Using your own content editors

The first approach I will cover is training your own content editors to be able to rebuild your existing content.  You may not need to train ALL your content editors.  You can try training a few content editors to rebuild the content that many other content editors manage and have already re-written.  It will depend on how many content editors you have and the amount of content to be rebuilt.

Whatever number of content editors you decide on, they will rebuild the content, link the content up, and add any navigation headings to the templates.


By using your own content editors you are able to retain the knowledge and skills gained from being trained how to use SharePoint 2010 within your organisation.  The benefit of knowing the organisation and the background with the existing content means the newly rebuilt pages are developed with the audience in mind.

The knowledge gained during the rebuild will also be retained and allow content editors to support other existing and new content editors when they are trained.  This approach can also help create ‘Super Users’ who can provide support to other content editors who are trained in future.

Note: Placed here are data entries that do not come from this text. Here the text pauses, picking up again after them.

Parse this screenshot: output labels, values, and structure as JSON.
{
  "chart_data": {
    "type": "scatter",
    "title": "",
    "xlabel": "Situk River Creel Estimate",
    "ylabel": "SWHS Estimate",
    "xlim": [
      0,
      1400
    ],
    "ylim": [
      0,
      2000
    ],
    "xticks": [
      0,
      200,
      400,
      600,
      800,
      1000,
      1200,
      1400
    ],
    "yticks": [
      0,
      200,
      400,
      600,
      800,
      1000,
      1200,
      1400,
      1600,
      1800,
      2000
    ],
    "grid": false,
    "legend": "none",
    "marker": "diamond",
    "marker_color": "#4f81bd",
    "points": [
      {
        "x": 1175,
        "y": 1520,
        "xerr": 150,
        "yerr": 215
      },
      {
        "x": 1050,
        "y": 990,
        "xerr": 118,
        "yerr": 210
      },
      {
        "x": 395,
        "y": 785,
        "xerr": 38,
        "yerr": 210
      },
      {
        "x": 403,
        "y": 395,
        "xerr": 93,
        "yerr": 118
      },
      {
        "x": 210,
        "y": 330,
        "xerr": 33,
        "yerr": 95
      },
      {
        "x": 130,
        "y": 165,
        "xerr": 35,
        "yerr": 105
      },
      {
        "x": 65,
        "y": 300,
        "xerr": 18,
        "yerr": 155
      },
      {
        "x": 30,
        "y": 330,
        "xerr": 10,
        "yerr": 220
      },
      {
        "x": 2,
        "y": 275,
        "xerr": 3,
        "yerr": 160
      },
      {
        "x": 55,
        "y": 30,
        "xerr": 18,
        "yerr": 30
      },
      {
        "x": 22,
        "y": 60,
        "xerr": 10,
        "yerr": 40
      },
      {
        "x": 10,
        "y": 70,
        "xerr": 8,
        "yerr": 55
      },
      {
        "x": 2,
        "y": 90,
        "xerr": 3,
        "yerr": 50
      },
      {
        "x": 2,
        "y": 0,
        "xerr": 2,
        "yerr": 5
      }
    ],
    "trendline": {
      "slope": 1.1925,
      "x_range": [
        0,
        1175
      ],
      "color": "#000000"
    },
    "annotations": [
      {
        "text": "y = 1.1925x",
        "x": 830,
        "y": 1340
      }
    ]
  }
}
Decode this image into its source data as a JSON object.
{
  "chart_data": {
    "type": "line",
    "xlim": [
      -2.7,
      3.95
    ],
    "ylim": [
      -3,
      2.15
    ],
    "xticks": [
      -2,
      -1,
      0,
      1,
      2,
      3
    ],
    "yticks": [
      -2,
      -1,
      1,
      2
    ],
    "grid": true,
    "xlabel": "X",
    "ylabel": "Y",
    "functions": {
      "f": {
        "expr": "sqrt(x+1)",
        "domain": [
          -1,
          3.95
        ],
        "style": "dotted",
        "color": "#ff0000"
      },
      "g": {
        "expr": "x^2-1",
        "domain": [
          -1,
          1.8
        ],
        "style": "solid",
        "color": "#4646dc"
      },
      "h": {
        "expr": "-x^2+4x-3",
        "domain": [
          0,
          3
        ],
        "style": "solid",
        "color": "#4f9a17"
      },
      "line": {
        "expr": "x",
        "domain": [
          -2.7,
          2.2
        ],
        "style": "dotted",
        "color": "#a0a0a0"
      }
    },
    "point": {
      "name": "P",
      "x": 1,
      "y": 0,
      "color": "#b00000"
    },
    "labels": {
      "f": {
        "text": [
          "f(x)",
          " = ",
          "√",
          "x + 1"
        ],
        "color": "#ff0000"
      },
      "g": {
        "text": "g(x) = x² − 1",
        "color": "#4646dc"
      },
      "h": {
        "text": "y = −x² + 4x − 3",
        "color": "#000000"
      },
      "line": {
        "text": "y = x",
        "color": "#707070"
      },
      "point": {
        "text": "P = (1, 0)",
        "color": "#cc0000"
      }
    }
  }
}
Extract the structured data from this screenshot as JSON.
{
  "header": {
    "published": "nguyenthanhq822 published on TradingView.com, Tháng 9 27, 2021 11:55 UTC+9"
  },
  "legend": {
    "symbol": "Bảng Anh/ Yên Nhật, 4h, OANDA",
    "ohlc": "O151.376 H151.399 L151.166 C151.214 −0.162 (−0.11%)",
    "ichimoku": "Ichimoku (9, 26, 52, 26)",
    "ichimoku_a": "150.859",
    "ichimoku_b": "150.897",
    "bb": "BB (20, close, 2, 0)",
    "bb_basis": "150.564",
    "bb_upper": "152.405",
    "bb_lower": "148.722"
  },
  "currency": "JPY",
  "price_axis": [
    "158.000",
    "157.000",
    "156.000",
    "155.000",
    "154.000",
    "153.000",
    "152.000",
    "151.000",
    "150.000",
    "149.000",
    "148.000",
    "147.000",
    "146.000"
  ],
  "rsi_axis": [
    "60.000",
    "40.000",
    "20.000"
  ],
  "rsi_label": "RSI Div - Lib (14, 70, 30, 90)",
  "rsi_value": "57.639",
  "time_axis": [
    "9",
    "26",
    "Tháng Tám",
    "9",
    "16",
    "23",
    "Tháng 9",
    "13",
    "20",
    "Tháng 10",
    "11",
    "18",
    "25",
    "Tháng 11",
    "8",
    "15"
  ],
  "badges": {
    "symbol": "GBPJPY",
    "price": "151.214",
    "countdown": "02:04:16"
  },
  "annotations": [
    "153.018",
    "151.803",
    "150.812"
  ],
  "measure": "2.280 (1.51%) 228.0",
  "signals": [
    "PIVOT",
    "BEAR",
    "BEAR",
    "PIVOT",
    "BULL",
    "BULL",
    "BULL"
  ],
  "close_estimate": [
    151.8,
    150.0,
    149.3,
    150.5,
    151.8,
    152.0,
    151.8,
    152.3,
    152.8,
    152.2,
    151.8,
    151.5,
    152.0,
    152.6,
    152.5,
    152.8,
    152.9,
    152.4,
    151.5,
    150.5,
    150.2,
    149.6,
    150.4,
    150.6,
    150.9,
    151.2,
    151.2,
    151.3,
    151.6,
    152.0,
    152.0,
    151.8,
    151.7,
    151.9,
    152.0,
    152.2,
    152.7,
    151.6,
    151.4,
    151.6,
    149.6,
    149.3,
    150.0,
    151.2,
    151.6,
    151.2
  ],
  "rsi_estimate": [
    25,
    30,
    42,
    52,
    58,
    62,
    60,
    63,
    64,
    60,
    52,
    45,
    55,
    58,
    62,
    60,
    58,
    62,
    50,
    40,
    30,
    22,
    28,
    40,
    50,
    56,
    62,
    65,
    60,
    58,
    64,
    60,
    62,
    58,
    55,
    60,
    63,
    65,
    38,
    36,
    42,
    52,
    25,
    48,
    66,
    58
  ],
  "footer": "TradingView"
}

Any contractors employed for the rebuild can be used to support content editors and use their SharePoint 2010 expertise and knowledge to help rather then actually do the rebuilding of content.  This reverses knowledge being lost and becomes a gain.


There is a risk of disruption to normal business activities if there are many content editors to train and content to be rebuilt.  If the advance notice for the training and rebuild is very short then it may be better to hire contractors to rebuild the content.   If the cost is low then it may also make sense to hire contractors instead of training content editors.  Lastly the content to be rebuilt may be complex e.g. using JavaScript and need special skills.

In my next post I will cover a different approach to rebuilding your content.

2 responses to “Is this the best approach to SharePoint 2010 content migration?

  1. Hi Mark – not sure if I’m jumping the gun to one of your future posts here, but..
    I have always found ‘migration’ to be the wrong word. If you are getting SharePoint2010 over an ‘old’ platform then you are wanting to do something different (otherwise you’re spending a lot of money on things you’re not going to use).
    Surely the approach is that you understand what content is needed for the SP2010 platform and then see if any of that already exists (in the format you want it) on your old platform.
    My experience is that very little of it will, and the majority of your work will be content creation / rework and the exploitation of SP features to achieve your content objectives more efficiently.

    Using existing content editors for this work is great – if you can get them up to speed on SharePoints capabilities quickly enough.

    • Hi Luke,

      Thanks for the comments. Happy to use another word that’s as meaningful if you can suggest it.

      I agree that most content is reviewed and removed with a minority still relevant and rewritten ready for the rebuild/migration/xxxx.

      I’ve seen different approaches used by organisations and wanted to draw out what the benefits and drawbacks of each are.

      As we know, what works well for one organisation won’t for another.